To establish these connections, a volunteer wearing a wristband would move their hand in various positions while researchers recorded the gestures with multiple cameras surrounding the volunteer. By matching changes in certain areas of the ultrasound images with the hand positions recorded by the cameras, the team could label image regions of the wrist with corresponding degrees of freedom in the hand. But doing this translation continuously and in real time would be an impossible task for humans.
So, the team turned to artificial intelligence. They used an AI algorithm that can be trained to recognize image patterns and correlate them with specific labels, and in this case, different degrees of freedom of the hand. The researchers trained the algorithm with ultrasound images, which they carefully labeled, annotating image regions associated with a specific degree of freedom. They tested the algorithm on a new set of ultrasound images and found that it correctly predicted the corresponding hand gestures.
Once the researchers successfully combined the AI algorithm with the wristband, they tested the device on more volunteers.

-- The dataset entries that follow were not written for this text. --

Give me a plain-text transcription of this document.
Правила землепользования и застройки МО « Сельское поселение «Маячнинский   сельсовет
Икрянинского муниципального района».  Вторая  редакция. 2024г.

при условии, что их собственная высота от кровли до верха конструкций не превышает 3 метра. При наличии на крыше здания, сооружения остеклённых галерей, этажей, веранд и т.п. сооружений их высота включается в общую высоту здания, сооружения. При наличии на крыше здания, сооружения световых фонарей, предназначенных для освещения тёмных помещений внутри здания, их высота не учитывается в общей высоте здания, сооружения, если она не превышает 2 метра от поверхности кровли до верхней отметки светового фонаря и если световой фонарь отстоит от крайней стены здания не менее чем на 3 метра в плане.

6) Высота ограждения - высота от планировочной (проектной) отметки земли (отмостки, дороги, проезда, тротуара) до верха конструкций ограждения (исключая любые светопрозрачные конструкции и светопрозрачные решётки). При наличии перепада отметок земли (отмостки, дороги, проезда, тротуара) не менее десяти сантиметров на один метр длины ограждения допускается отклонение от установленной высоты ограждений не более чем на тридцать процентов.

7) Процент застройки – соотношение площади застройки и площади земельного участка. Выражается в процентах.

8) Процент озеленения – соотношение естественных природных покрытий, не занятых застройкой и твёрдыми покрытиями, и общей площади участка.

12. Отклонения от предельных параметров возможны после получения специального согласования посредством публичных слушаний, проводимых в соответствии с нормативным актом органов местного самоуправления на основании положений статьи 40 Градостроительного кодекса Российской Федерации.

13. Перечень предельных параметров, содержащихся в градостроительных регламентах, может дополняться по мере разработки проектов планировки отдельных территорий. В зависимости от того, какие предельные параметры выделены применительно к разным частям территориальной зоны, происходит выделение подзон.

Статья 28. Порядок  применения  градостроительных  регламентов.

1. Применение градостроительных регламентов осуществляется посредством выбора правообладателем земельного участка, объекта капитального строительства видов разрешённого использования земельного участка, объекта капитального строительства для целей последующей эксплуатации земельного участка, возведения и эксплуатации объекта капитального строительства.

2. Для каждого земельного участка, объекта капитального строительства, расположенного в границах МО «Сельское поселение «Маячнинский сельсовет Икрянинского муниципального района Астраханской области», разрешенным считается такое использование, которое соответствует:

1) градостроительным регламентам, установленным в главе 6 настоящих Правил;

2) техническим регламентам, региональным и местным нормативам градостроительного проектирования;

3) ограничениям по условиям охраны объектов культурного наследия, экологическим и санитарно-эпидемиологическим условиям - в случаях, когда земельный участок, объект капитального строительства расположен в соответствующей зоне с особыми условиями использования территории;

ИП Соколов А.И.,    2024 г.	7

For the new study, eight volunteers with different hand and wrist sizes wore wristbands while they made various hand gestures and grips, including making signs for all 26 letters in American Sign Language. He also had items like a tennis ball, a plastic bottle, a pair of scissors and a pencil. In each case, the wristband accurately tracked and predicted hand position.
To demonstrate potential applications, the team developed a simple computer program that they paired wirelessly with the wristband. As the wearer goes through pinching and holding motions, the gestures correspond to zooming in and zooming out of an object on a computer screen and virtually moving and manipulating it in a smooth and continuous manner.

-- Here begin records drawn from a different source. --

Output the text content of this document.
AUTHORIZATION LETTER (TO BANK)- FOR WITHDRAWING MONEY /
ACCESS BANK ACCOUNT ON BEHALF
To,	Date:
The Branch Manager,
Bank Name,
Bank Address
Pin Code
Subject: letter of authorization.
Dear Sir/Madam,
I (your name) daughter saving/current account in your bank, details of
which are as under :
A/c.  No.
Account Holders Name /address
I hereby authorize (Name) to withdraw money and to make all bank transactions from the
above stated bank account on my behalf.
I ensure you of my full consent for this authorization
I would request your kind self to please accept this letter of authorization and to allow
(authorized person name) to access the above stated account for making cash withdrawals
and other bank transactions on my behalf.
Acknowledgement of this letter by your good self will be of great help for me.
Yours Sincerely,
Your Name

The researchers also tested the wristband as a wireless controller of a simple commercial robotic hand. While wearing the wristband, a volunteer went through the motions of playing a keyboard. The robot in turn imitated the movements in real time to play a simple tune on the piano. The same robot was also able to mimic the taps of a person’s fingers to play a desktop basketball game.
Zhao plans to further miniaturize the wristband’s hardware, as well as train the AI software on multiple gestures and movements from volunteers with a wide range of hand shapes and sizes. Ultimately, the team is working toward a wearable hand tracker that anyone can wear, to wirelessly manipulate humanoid robots or virtual objects with high dexterity.
“We believe this is the most advanced way to track skilled hand movements through wearable imaging of the wrist,” says Zhao. “We think these wearable ultrasound bands can provide intuitive and versatile controls for virtual reality and robotic hands.”
This research was supported in part by MIT, the US National Institutes of Health, the US National Science Foundation, the US Department of Defense, and the Singapore National Research Foundation through the Singapore-MIT Alliance for Research and Technology.